Sınır, bölge, kıta tanımayan olumsuz sonuçları her geçen gün daha fazla hissedilen iklim değişikliği, insan kaynaklıdır. Binlerce insanın ölümüne, ekonomik yıkıma yol açan iklim kaynaklı kasırga, hortum, sel, aşırı yağış veya kuraklık, su kıtlığı, gıda yetersizliği, orman yangınlarının insan kaynaklı olduğunu yok saydık.

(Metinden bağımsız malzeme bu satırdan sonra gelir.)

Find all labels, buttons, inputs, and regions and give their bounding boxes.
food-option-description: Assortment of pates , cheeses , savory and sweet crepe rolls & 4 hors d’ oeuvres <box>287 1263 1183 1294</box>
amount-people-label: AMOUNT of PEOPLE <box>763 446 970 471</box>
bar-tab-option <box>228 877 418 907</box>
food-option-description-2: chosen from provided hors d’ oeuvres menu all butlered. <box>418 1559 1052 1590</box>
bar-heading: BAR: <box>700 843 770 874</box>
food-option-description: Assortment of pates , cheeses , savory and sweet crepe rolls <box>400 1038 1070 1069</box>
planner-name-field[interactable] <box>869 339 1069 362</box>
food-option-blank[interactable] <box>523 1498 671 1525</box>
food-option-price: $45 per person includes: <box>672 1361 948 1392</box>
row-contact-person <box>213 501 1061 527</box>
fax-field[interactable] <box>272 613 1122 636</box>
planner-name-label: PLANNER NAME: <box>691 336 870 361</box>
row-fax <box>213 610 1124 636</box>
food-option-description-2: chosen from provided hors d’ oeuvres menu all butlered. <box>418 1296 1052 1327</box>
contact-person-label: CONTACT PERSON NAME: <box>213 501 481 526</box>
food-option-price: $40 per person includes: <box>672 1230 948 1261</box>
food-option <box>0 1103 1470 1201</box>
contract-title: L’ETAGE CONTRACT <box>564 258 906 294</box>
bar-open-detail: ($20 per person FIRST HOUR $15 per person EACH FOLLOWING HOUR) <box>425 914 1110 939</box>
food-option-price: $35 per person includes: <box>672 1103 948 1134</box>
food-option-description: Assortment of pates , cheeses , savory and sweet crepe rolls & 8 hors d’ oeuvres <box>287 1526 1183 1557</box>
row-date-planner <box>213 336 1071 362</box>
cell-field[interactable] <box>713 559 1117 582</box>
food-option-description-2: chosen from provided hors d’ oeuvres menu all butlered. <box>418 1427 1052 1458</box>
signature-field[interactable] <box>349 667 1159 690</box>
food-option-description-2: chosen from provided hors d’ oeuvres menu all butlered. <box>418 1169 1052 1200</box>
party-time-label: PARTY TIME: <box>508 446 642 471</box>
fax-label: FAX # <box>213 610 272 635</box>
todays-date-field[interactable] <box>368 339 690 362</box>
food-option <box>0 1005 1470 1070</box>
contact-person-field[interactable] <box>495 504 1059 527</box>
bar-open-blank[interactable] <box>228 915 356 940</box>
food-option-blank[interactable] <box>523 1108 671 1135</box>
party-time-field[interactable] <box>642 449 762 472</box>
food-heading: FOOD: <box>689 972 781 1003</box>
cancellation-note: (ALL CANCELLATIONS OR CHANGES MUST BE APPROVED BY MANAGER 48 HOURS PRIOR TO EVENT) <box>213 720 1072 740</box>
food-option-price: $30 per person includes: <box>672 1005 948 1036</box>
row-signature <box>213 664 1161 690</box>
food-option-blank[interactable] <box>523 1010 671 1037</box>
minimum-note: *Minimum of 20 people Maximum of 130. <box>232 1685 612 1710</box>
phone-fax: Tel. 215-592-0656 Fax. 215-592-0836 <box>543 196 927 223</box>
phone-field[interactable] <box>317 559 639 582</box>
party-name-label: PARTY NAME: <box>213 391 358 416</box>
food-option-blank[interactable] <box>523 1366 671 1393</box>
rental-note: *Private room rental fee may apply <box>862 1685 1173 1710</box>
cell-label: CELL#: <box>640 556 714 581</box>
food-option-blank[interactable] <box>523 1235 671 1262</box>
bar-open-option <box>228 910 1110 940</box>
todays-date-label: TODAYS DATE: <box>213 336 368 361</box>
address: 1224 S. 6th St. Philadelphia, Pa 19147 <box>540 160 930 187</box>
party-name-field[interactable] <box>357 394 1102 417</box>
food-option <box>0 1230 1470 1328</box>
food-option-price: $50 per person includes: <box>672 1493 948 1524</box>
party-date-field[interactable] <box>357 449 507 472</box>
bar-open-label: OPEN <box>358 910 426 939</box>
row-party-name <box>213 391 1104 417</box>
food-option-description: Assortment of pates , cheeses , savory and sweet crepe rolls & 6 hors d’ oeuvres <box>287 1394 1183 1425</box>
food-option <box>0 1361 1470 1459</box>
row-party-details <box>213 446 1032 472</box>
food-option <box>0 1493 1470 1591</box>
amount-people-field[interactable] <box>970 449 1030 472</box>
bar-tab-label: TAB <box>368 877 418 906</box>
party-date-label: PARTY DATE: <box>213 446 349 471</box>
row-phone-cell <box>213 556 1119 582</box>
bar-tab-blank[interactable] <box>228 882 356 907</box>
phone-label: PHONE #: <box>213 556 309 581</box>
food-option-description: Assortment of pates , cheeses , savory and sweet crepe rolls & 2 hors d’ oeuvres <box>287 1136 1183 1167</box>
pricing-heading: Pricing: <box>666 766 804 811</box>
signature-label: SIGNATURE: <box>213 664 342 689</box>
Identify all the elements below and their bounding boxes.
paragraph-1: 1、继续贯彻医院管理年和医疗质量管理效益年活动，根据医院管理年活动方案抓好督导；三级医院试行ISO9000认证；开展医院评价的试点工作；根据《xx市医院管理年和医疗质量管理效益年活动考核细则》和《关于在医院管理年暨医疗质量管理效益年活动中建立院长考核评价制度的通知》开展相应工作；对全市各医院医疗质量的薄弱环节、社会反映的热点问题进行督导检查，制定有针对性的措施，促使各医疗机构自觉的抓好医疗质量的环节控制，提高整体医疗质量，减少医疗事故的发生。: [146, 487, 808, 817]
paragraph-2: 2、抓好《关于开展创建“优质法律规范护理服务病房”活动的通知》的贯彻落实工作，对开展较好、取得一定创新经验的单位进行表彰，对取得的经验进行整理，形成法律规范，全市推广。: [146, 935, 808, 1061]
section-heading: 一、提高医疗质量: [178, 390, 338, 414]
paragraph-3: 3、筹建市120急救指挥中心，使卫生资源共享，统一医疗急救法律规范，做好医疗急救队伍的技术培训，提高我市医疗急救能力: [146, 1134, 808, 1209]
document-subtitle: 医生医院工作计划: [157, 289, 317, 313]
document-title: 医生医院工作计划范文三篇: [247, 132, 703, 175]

Sosyal çevre ve ekolojik çevreyle olan ilişkilerimizde ahlakî ve hukukî sorumluluğumuz eşittir. Günde 6 milyon ekmeği çöpe atar hale geldik. Ülkemizdeki 300’e yakın irili ufaklı doğal gölün yüzde 60’ını kuruttuk. Beşinci büyük gölümüz Akşehir’in artık haritadan silindiğini yok saydık.
Günlük yaşamın temizlik ürünlerinin hatalı kullanımıyla insan ve çevre sağlığını olumsuz etkiledik. Çamaşır ve bulaşık deterjanları, çamaşır suyu, yağ çözücüler vs. hepsi kimyasal olarak doğada kalır. Daha temiz olmak için makinenin gözüne fazla dökülen her miktar için düşün! Deterjanlardaki fosfat çevre sağlığı için önemli kimyasallardan biridir. Çamaşır suyu ve dezenfektanlar hem çevre hem sağlık açısından tehlikeli olduğu halde, az kullanmayı başarmayı yok saydık.
Kuraklık alarm veriyor ama hâlâ panik olmadık. Kişi başı su tüketimi 80 litre olması gerekirken, biz 190 litre kullanarak rekora koştuk. Çeşmeyi her açtığımızda su olacağını sanıp, duşta gereğinden fazla su kullanıp, tuvalet sifonunu gereksiz yere iki kez çektik. Dişlerimizi fırçalarken suyu kapatmayı yok saydık.
Suyu böyle harcamaya devam edersek ülkemiz artan nüfus artışı ve küresel ısınmanın da etkisiyle su fakiri bir ülke olma yolunda. Bugün tasarruf yapmaya başlamazsak, yarın tasarruf yapacağımız suyumuz olmayabilir. Alışkanlıklarımızı değiştirerek, tüm insanlık ve ekosistemimiz için, yaşam için, gelecek için, en önemli unsurlardan biri olan suyumuzu korumak için bir adım atalım. Bulunduğumuz ortam, yaptığımız iş ne olursa olsun, hepimiz bireysel sorumluluğumuzu üstlenelim.
Yağan yağmurun ardından havayı kaplayan toprak kokusunu içimize çekelim, duralım düşünelim bir an; nasıl bir gelecekte yaşamak istiyorum ve çocuklarımıza nasıl bir gelecek bırakmak istiyorum? Haydi hep birlikte, yarının suyunun sorumluluğunu alalım, geleceğimizi koruyalım.